Should landlords have to take more responsibility for their rental properties’ insufficient energy efficiency measures?
The Heating and Hotwater Industry Council (HHIC) welcomes the announcement that landlords must contribute up to £3,500 to upgrade their inefficient rental. Although HHIC still believe that landlords could be doing more.
Previously, the funding cap was at £2,500, a figure put forward by the government after the HHIC proposed that the cap should be set to £5,000. HHIC predicted that the government’s plan to cap spending at £2,500 would only have helped 30% of houses reach an Energy Performance Certificate (EPC) band of E.
The HHIC predicts that a cap at £5,000 would help significantly more properties, and the government predicts that the cap at £3,500 will have an effect on around 290,000 properties.
Director of the HHIC, Stewart Clements, said: “When Government and industry – ‘those in the know’ – work together then the resulting outcomes are better. I am pleased that the government has recognised that legislation is required in the rental sector to improve EPC ratings. The figure of £3,500 improves upon the suggested £2,500 which would have only helped 30% of homes improve upon their EPC rating.

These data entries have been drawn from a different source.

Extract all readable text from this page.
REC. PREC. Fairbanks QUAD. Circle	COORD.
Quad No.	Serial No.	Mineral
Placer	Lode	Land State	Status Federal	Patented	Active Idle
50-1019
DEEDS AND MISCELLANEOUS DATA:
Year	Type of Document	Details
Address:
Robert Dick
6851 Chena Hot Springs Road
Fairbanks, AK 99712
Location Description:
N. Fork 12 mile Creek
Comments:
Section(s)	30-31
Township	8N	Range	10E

“Having said this, HHIC still believe £5,000 is the correct level for the cap, as it would help close to 60% of cold, inefficient (band F and G) homes reach the required EPC level.

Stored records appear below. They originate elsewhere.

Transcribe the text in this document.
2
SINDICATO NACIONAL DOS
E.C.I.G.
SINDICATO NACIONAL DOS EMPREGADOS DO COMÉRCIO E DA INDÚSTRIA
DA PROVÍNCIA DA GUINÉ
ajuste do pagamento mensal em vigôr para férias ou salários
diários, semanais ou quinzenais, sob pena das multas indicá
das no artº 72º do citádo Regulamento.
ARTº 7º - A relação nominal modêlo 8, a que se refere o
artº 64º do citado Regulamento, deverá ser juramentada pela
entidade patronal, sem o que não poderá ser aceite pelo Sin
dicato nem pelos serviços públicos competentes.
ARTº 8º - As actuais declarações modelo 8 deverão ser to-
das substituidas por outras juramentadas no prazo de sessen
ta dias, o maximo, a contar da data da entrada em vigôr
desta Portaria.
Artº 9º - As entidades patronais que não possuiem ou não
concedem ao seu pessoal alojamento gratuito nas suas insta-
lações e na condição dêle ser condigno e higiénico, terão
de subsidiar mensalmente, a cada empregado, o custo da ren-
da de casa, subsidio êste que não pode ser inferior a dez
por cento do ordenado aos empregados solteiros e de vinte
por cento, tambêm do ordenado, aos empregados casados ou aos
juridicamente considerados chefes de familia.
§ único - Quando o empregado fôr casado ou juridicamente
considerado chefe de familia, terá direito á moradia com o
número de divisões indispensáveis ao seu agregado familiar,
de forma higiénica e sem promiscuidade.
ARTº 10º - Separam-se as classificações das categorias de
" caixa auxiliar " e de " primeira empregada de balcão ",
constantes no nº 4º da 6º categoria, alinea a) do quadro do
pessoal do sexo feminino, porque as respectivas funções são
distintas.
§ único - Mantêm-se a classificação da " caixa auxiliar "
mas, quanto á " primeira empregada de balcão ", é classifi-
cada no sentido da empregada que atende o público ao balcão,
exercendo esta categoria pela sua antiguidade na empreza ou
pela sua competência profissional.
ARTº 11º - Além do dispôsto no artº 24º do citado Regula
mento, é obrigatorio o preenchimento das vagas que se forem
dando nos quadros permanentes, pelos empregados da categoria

“This is because, the cost of installing a new central heating system can amount to £4000, which is £500 above the new cap level. Insulation alone will not keep a home warm, you need an efficient heating system too. And gas central heating is the most obvious solution.
“Aside from the debate on the numbers, this decision does open up a wider debate on the duties landlords have to their tenants. The amount that tenants pay for rent is often their largest outgoing, yet is one of the least regulated markets in the UK. HHIC believe that like every business and service provider, landlords should be regulated by similar laws to every other market in the UK. This would prevent cold and damp homes from entering the rental market.”